Van Pelt was named to the Pro Bowl five years in a row (1976-80) and was chosen as the Giants’ player of the decade for the 1970s. “If Brad Van Pelt played on a good team, he would be a household name,” Los Angeles Rams general manager Don Klosterman said to Mike Lupica of the New York Daily News.
The Giants had one winning record in Van Pelt’s 11 seasons with them. As club executive John Mara told the Daily News, “If you look at those (Van Pelt) years, our teams were as bad as could possibly be. We really had some awful teams in the 1970s. He was the one guy who was consistently a good player.”
Van Pelt played for five Giants head coaches _ Alex Webster, Bill Arnsparger, John McVay, Ray Perkins and Bill Parcells. (Bill Belichick was a Giants assistant coach from 1979-84 and Van Pelt’s linebacker coach from 1980-83.)
When Parcells joined the Giants as defensive coordinator on Perkins’ staff in 1981, he installed a 3-4 defense after the club drafted Lawrence Taylor. From 1981-83, the Giants’ four hard-hitting starting linebackers _ Harry Carson, Brian Kelley, Taylor and Van Pelt _ became known as the Crunch Bunch. (Carson and Taylor were elected to the Pro Football Hall of Fame.)
According to Newsday, Taylor called Van Pelt “one of the greatest players I ever played with.”
The arrival of linebacker Carl Banks, a first-round pick from, of all places, Michigan State in 1984 prompted the Giants to break up the Crunch Bunch. In July 1984, Van Pelt was traded to the Minnesota Vikings for fullback Tony Galbreath.

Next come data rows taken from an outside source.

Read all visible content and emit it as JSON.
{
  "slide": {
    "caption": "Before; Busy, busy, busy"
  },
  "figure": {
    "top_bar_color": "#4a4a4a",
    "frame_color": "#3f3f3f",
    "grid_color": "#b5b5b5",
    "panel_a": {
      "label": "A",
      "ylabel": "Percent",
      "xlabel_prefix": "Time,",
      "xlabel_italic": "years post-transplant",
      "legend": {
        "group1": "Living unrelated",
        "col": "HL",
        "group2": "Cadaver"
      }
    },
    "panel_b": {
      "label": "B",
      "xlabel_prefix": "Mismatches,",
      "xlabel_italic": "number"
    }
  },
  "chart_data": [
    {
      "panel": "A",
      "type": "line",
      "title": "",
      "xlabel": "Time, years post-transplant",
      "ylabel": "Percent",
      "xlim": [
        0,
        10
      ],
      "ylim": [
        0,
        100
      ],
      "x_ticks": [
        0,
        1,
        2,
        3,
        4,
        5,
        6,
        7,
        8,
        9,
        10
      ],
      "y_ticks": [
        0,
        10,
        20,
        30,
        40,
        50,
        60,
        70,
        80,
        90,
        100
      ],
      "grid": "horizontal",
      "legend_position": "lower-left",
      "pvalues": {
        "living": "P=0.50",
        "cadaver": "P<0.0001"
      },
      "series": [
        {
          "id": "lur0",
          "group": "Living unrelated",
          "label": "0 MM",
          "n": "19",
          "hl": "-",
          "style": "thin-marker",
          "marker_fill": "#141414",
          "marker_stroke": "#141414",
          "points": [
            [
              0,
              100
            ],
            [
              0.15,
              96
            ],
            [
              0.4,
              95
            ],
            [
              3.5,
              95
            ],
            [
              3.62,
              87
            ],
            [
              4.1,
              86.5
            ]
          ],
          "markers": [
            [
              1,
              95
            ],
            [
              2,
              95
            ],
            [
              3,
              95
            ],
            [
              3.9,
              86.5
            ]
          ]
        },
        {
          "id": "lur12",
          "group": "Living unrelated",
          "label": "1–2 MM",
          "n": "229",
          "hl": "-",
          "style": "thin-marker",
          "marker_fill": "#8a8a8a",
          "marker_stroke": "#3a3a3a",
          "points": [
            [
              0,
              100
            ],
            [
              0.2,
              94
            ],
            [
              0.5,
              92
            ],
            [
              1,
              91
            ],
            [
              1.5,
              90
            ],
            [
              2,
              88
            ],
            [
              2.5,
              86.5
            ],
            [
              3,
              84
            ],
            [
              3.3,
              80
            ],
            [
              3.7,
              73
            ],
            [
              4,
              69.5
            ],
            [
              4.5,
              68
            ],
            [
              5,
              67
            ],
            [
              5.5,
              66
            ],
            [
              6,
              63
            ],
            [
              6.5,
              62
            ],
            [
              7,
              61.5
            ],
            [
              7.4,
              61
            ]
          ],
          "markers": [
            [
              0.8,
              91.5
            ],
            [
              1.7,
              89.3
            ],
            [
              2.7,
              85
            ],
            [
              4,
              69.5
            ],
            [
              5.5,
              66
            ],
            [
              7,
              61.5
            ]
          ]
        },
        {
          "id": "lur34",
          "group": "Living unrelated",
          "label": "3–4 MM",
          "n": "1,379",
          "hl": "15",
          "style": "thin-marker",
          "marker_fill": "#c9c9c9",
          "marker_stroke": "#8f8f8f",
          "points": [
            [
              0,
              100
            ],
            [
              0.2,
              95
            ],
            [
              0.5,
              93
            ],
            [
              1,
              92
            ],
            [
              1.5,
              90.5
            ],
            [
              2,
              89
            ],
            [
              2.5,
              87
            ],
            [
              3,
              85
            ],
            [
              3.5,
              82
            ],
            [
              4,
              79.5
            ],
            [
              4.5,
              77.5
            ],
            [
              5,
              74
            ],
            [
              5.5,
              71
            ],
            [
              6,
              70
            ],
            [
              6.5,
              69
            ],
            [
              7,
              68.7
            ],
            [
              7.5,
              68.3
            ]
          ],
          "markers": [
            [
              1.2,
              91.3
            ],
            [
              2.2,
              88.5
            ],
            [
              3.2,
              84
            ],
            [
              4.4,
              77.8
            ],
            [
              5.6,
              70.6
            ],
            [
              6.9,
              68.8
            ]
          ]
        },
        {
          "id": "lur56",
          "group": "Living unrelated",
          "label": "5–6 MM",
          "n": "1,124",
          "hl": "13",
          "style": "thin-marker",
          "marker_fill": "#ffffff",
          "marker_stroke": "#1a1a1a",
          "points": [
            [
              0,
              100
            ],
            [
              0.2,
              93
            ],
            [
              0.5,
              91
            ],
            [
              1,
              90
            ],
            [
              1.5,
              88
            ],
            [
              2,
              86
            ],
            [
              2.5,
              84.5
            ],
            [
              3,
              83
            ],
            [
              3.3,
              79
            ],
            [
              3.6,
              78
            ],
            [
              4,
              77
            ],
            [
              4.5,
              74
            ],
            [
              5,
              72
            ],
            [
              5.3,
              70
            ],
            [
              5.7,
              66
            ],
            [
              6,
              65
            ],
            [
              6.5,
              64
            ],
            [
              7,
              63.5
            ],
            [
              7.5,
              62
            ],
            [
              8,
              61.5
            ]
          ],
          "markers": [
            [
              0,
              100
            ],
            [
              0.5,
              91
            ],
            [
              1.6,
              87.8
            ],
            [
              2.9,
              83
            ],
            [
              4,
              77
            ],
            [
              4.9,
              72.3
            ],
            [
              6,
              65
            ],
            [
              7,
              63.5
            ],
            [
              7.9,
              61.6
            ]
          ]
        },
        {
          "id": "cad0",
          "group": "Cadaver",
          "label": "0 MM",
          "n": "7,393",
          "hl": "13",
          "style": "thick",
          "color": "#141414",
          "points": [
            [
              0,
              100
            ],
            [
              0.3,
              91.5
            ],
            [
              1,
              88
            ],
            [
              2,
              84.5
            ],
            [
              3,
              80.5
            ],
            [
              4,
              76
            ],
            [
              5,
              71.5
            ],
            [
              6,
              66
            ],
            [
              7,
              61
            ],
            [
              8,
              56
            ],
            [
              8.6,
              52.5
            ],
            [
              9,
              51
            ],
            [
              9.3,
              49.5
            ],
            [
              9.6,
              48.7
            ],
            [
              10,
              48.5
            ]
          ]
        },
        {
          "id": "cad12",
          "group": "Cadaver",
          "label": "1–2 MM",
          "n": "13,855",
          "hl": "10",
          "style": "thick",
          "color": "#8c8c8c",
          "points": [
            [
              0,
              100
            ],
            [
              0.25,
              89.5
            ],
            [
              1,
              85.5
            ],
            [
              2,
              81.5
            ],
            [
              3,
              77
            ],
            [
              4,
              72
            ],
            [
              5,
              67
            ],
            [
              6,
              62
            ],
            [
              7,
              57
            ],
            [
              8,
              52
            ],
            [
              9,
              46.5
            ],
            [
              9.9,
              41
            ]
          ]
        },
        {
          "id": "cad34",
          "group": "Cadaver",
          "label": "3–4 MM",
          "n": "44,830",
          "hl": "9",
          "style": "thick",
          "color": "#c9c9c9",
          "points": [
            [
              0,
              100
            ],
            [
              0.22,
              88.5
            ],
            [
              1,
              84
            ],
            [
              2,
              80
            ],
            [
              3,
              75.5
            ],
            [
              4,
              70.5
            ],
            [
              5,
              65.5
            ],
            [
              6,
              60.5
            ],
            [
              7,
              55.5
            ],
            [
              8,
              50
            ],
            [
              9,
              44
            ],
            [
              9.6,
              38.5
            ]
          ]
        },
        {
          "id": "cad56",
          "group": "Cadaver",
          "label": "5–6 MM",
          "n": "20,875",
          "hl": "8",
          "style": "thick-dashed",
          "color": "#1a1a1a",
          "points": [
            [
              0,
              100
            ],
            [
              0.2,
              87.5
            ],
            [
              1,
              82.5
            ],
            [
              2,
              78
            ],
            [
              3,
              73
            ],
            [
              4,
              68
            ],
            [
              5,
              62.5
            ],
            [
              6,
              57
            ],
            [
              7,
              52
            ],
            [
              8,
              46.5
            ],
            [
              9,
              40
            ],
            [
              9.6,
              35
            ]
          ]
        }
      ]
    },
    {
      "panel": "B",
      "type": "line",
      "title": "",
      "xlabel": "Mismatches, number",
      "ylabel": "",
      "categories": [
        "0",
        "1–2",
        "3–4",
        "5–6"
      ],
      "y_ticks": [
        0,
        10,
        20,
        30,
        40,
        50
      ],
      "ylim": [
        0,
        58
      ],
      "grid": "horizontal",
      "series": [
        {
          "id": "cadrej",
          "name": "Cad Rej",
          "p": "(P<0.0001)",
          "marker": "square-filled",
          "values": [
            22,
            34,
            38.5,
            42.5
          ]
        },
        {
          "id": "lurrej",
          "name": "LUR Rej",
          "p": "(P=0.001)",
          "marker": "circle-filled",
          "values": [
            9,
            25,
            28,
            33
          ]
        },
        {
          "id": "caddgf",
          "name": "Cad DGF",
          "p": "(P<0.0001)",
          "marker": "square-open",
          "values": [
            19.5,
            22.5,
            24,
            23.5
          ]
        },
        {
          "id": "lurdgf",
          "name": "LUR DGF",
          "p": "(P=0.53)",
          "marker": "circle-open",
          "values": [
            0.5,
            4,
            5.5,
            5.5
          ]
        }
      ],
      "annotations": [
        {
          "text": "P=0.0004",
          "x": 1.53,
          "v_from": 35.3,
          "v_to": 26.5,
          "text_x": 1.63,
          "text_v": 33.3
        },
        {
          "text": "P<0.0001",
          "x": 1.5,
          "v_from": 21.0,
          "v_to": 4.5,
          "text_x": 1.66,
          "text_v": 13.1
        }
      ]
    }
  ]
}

Van Pelt refused to report, telling the Vikings he preferred to be with a team either in California or Florida. He never played a game for the Vikings. They traded him to the Los Angeles Raiders for two draft choices. Van Pelt spent two seasons (1984-85) with the Raiders and one (1986) with the Browns.
In 1998, Van Pelt returned to Michigan State and completed his school work, earning a degree in health and physical education. Three years later, he was inducted into the College Football Hall of Fame. A son, Bradlee, was a quarterback for Colorado State and played in three games for the 2005 Denver Broncos.